Aucune considération d’équité ne commande de faire application des dispositions de l’article 700 du code de procédure civile au profit de M. [Z] [R]. En effet, il a entendu saisir le juge des référés alors qu’il disposait de tous les éléments lui permettant de saisir directement le juge du fond, étant rappelé que le juge de la mise en état dispose également du pouvoir d’allouer une provision, de sorte qu’aucune urgence ne justifiait la saisine du juge des référés. De surcroît, aucune tentative amiable sérieuse n’a été engagée par le demandeur qui ne s’est pas rapproché de l’assureur de M. [T] [X] pour solliciter une provision complémentaire, ou une proposition d’indemnisation. Les demandes formées au titre des frais irrépétibles seront donc rejetées.

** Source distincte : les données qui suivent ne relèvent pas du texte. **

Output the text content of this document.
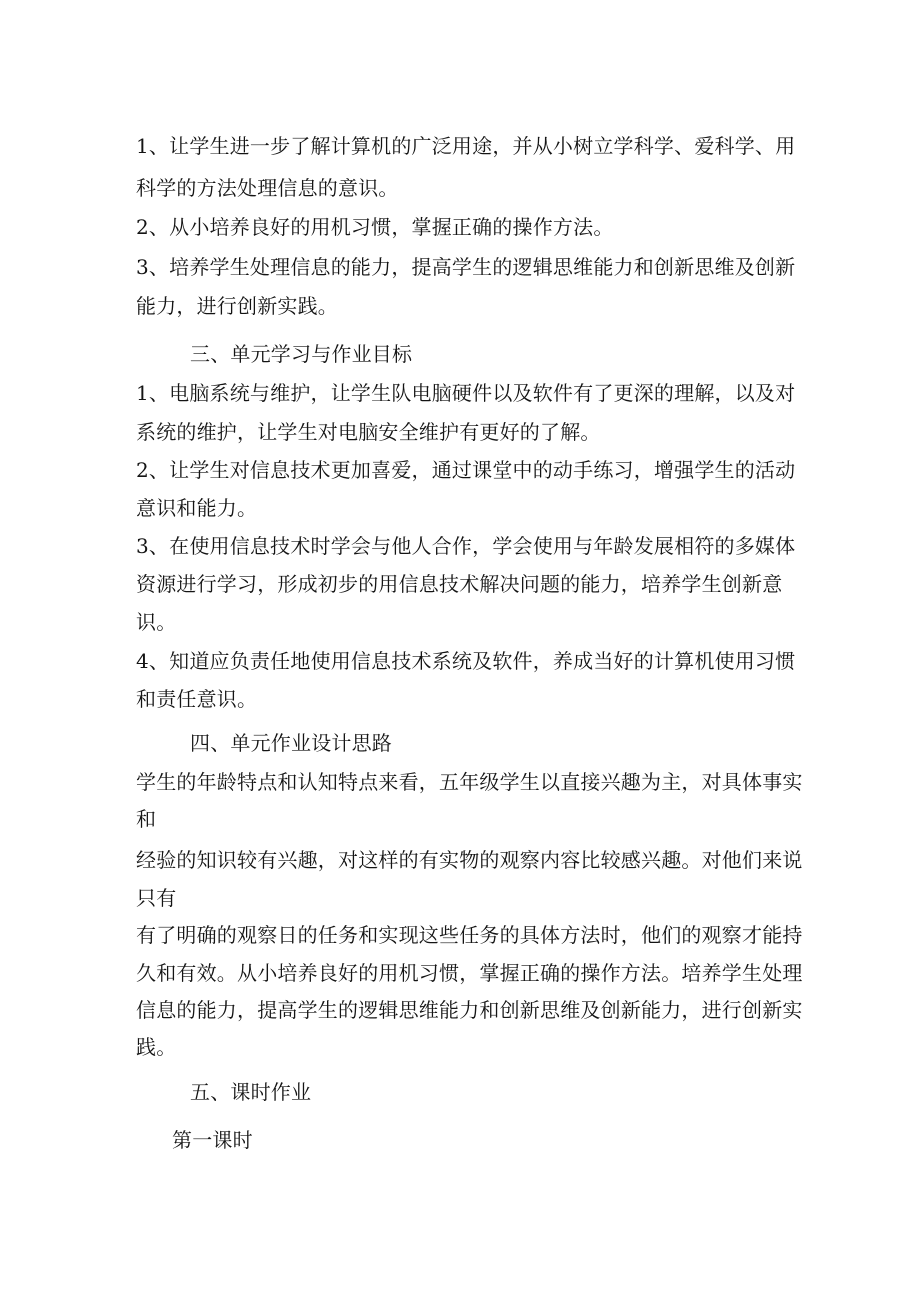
1、让学生进一步了解计算机的广泛用途，并从小树立学科学、爱科学、用
科学的方法处理信息的意识。
2、从小培养良好的用机习惯，掌握正确的操作方法。
3、培养学生处理信息的能力，提高学生的逻辑思维能力和创新思维及创新
能力，进行创新实践。
三、单元学习与作业目标
1、电脑系统与维护，让学生队电脑硬件以及软件有了更深的理解，以及对
系统的维护，让学生对电脑安全维护有更好的了解。
2、让学生对信息技术更加喜爱，通过课堂中的动手练习，增强学生的活动
意识和能力。
3、在使用信息技术时学会与他人合作，学会使用与年龄发展相符的多媒体
资源进行学习，形成初步的用信息技术解决问题的能力，培养学生创新意
识。
4、知道应负责任地使用信息技术系统及软件，养成当好的计算机使用习惯
和责任意识。
四、单元作业设计思路
学生的年龄特点和认知特点来看，五年级学生以直接兴趣为主，对具体事实
和
经验的知识较有兴趣，对这样的有实物的观察内容比较感兴趣。对他们来说
只有
有了明确的观察日的任务和实现这些任务的具体方法时，他们的观察才能持
久和有效。从小培养良好的用机习惯，掌握正确的操作方法。培养学生处理
信息的能力，提高学生的逻辑思维能力和创新思维及创新能力，进行创新实
践。
五、课时作业
第一课时
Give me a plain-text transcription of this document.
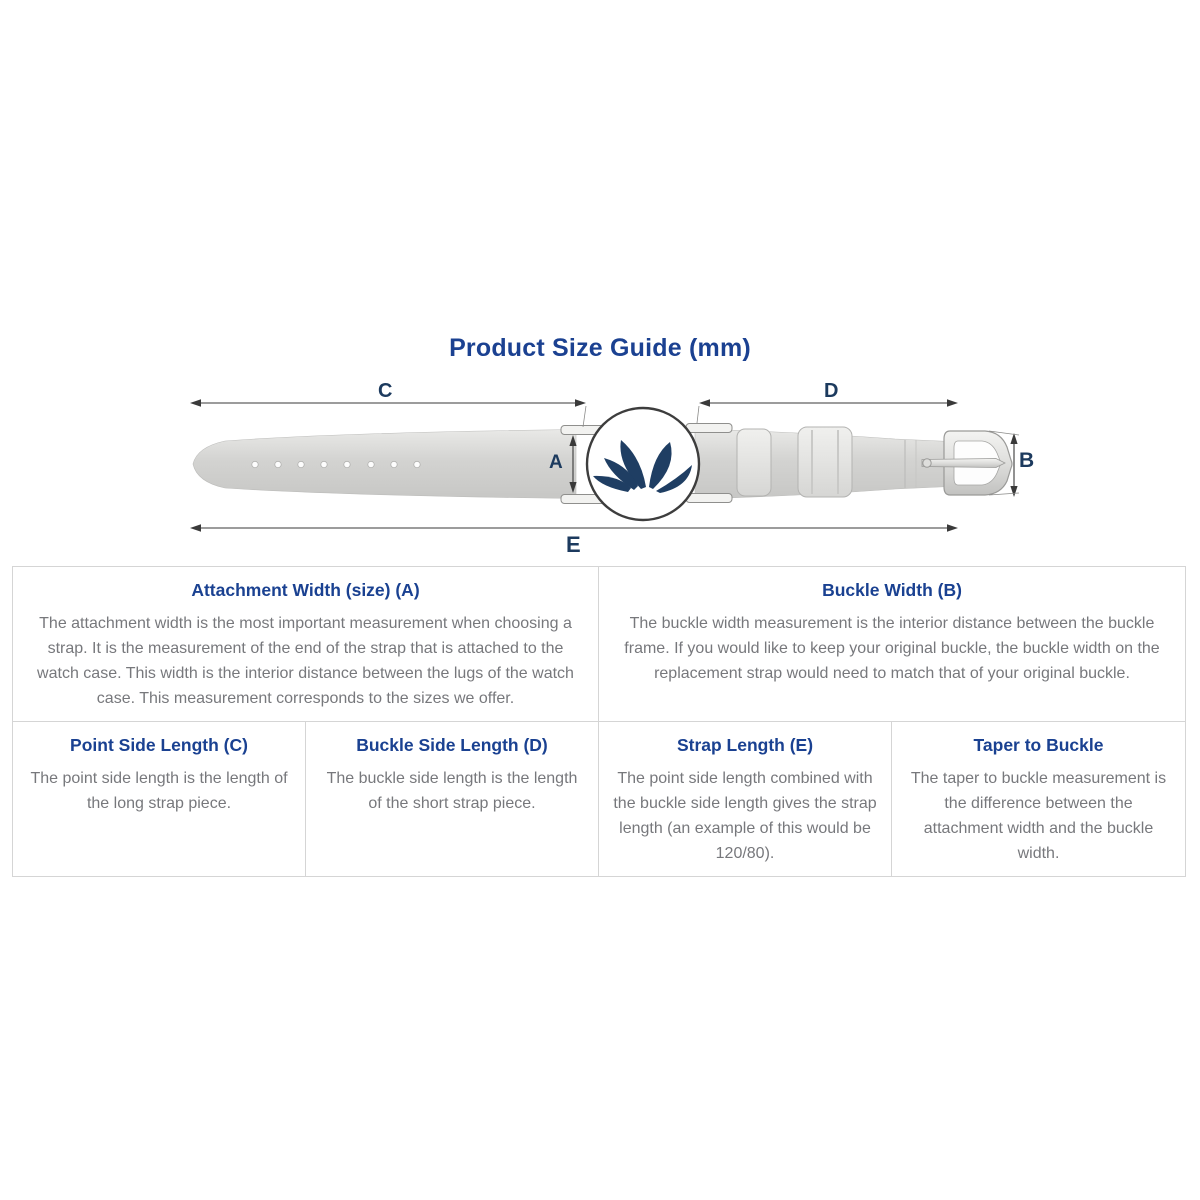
Product Size Guide (mm)
C	D
A	B
E
Attachment Width (size) (A)

The attachment width is the most important measurement when choosing a strap. It is the measurement of the end of the strap that is attached to the watch case. This width is the interior distance between the lugs of the watch case. This measurement corresponds to the sizes we offer.

Buckle Width (B)

The buckle width measurement is the interior distance between the buckle frame. If you would like to keep your original buckle, the buckle width on the replacement strap would need to match that of your original buckle.

Point Side Length (C)

The point side length is the length of the long strap piece.

Buckle Side Length (D)

The buckle side length is the length of the short strap piece.

Strap Length (E)

The point side length combined with the buckle side length gives the strap length (an example of this would be 120/80).

Taper to Buckle

The taper to buckle measurement is the difference between the attachment width and the buckle width.
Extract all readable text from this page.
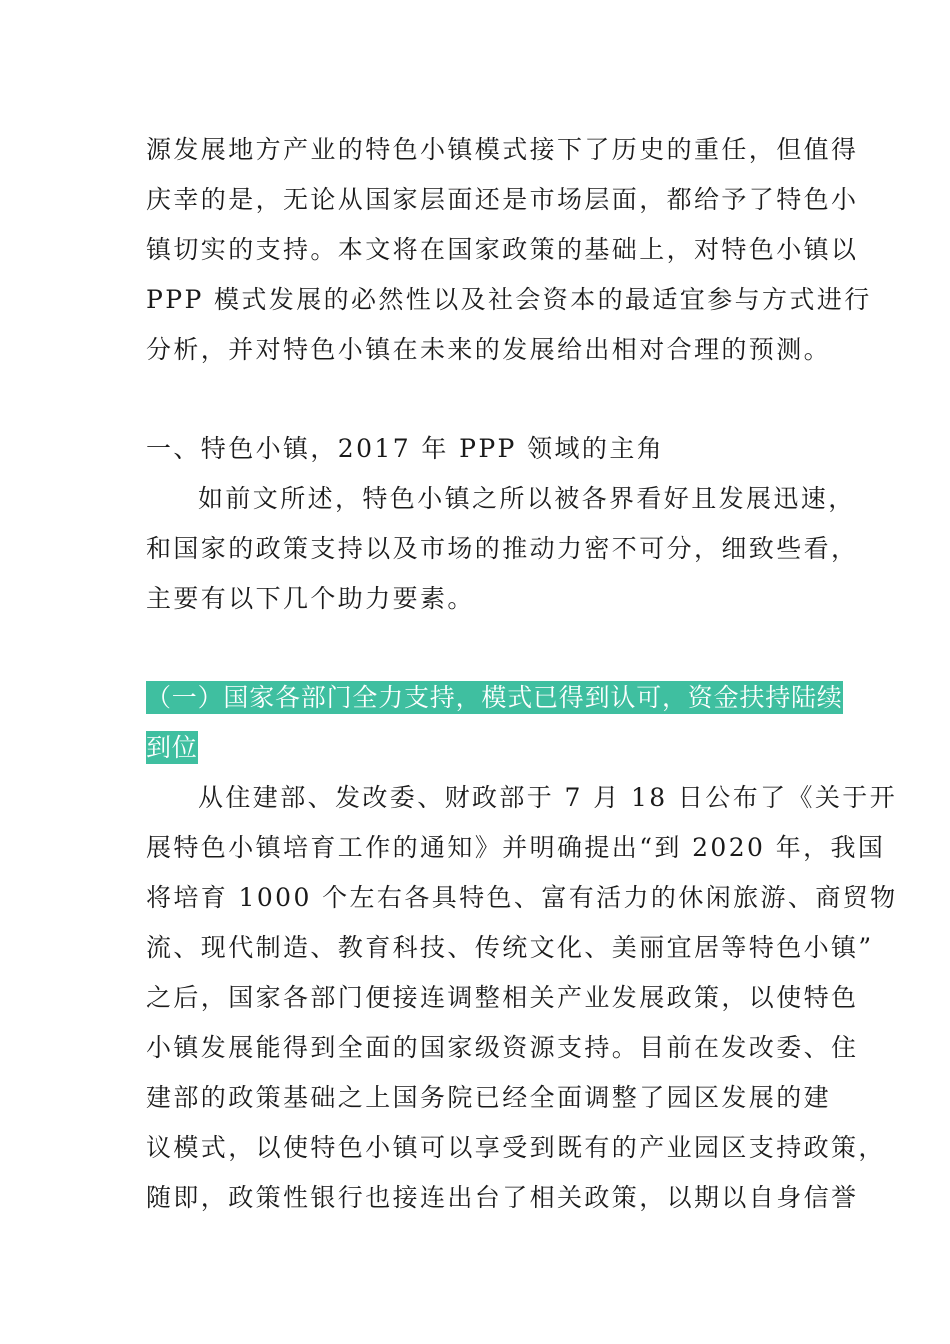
源发展地方产业的特色小镇模式接下了历史的重任，但值得
庆幸的是，无论从国家层面还是市场层面，都给予了特色小
镇切实的支持。本文将在国家政策的基础上，对特色小镇以
PPP 模式发展的必然性以及社会资本的最适宜参与方式进行
分析，并对特色小镇在未来的发展给出相对合理的预测。
一、特色小镇，2017 年 PPP 领域的主角
如前文所述，特色小镇之所以被各界看好且发展迅速，
和国家的政策支持以及市场的推动力密不可分，细致些看，
主要有以下几个助力要素。
（一）国家各部门全力支持，模式已得到认可，资金扶持陆续
到位
从住建部、发改委、财政部于 7 月 18 日公布了《关于开
展特色小镇培育工作的通知》并明确提出“到 2020 年，我国
将培育 1000 个左右各具特色、富有活力的休闲旅游、商贸物
流、现代制造、教育科技、传统文化、美丽宜居等特色小镇”
之后，国家各部门便接连调整相关产业发展政策，以使特色
小镇发展能得到全面的国家级资源支持。目前在发改委、住
建部的政策基础之上国务院已经全面调整了园区发展的建
议模式，以使特色小镇可以享受到既有的产业园区支持政策，
随即，政策性银行也接连出台了相关政策，以期以自身信誉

Enfin, la CPAM de l’Isère étant partie à l’instance, la présente ordonnance lui est nécessairement opposable. La demande à ce titre est donc sans objet.
PAR CES MOTIFS
Le juge des référés, statuant publiquement par mise à disposition au greffe en application des articles 450 à 453 du code de procédure civile, les parties préalablement avisées, par ordonnance réputée contradictoire, et en premier ressort ;
CONDAMNE la société GMF Assurances à verser à M. [Z] [R] la somme provisionnelle complémentaire de 10 000,00 € à valoir sur la réparation définitive de ses préjudices imputables à l’accident du 26 mars 2022, avec intérêts au taux légal à compter de la présente décision ;
DIT n’y avoir lieu à référé pour le surplus des demandes ;
DEBOUTE M. [Z] [R] de sa demande d’indemnité sur le fondement de l’article 700 du code de procédure civile ;
CONDAMNE la société GMF Assurances aux dépens, avec distraction de droit au profit de Me Hervé Gerbi, avocat au barreau de Grenoble.